- Em 2024, cerca de 4,9 milhões de crianças morreram antes de completar cinco anos, segundo estimativas da ONU.
- A maioria das mortes é evitável com melhor acesso a saúde e intervenções de baixo custo para problemas como complicações de parto prematuro e doenças como malária.
- A mortalidade infantil evitável caiu pela metade desde 2000, mas o ritmo de avanços desacelerou desde 2015.
- Em 2024, os números podem não ser diretamente comparáveis com 2023 devido a mudanças metodológicas; 2022 registrou 4,9 milhões e 2023, 4,8 milhões.
- Especialistas apontam desaceleração global na redução da mortalidade infantil devido a conflitos, instabilidade econômica, mudanças climáticas e sistemas de saúde frágeis, e cortes de ajuda internacional agravariam o desafio.

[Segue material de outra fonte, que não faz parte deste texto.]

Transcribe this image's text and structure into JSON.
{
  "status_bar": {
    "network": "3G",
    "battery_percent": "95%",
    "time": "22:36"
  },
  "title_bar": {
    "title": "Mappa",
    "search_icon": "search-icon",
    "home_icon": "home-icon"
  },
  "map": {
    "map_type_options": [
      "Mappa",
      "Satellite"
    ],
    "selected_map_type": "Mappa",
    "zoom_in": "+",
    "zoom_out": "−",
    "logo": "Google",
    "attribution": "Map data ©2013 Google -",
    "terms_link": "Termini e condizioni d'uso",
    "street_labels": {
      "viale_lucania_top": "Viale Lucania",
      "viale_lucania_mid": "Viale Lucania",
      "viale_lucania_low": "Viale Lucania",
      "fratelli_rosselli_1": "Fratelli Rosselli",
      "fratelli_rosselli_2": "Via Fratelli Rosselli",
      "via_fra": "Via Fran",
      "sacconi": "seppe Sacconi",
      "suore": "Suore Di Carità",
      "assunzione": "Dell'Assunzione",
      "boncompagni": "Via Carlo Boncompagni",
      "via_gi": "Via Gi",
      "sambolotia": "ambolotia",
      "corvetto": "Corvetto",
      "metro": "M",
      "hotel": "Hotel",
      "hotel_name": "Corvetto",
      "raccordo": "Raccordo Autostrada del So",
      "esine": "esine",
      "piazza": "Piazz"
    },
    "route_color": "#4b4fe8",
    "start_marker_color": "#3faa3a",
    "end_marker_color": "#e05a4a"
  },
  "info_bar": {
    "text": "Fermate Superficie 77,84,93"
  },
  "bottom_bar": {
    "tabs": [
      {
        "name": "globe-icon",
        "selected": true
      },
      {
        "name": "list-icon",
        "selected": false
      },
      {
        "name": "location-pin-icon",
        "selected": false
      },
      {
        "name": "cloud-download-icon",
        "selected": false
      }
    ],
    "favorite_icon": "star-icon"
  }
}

Em 2024, cerca de 4,9 milhões de crianças com menos de cinco anos morreram, segundo estimativas das Nações Unidas. O número indica que o avanço na redução da mortalidade infantil estagnou mesmo antes de cortes globais em financiamentos de ajuda ao desenvolvimento.
A ONU, conjuntamente com Unicef, Banco Mundial, Organização Mundial da Saúde e divisão populacional, aponta que a maioria das mortes é evitável com melhor acesso a cuidados de saúde e intervenções de baixo custo para riscos como parto pré-termo e malária.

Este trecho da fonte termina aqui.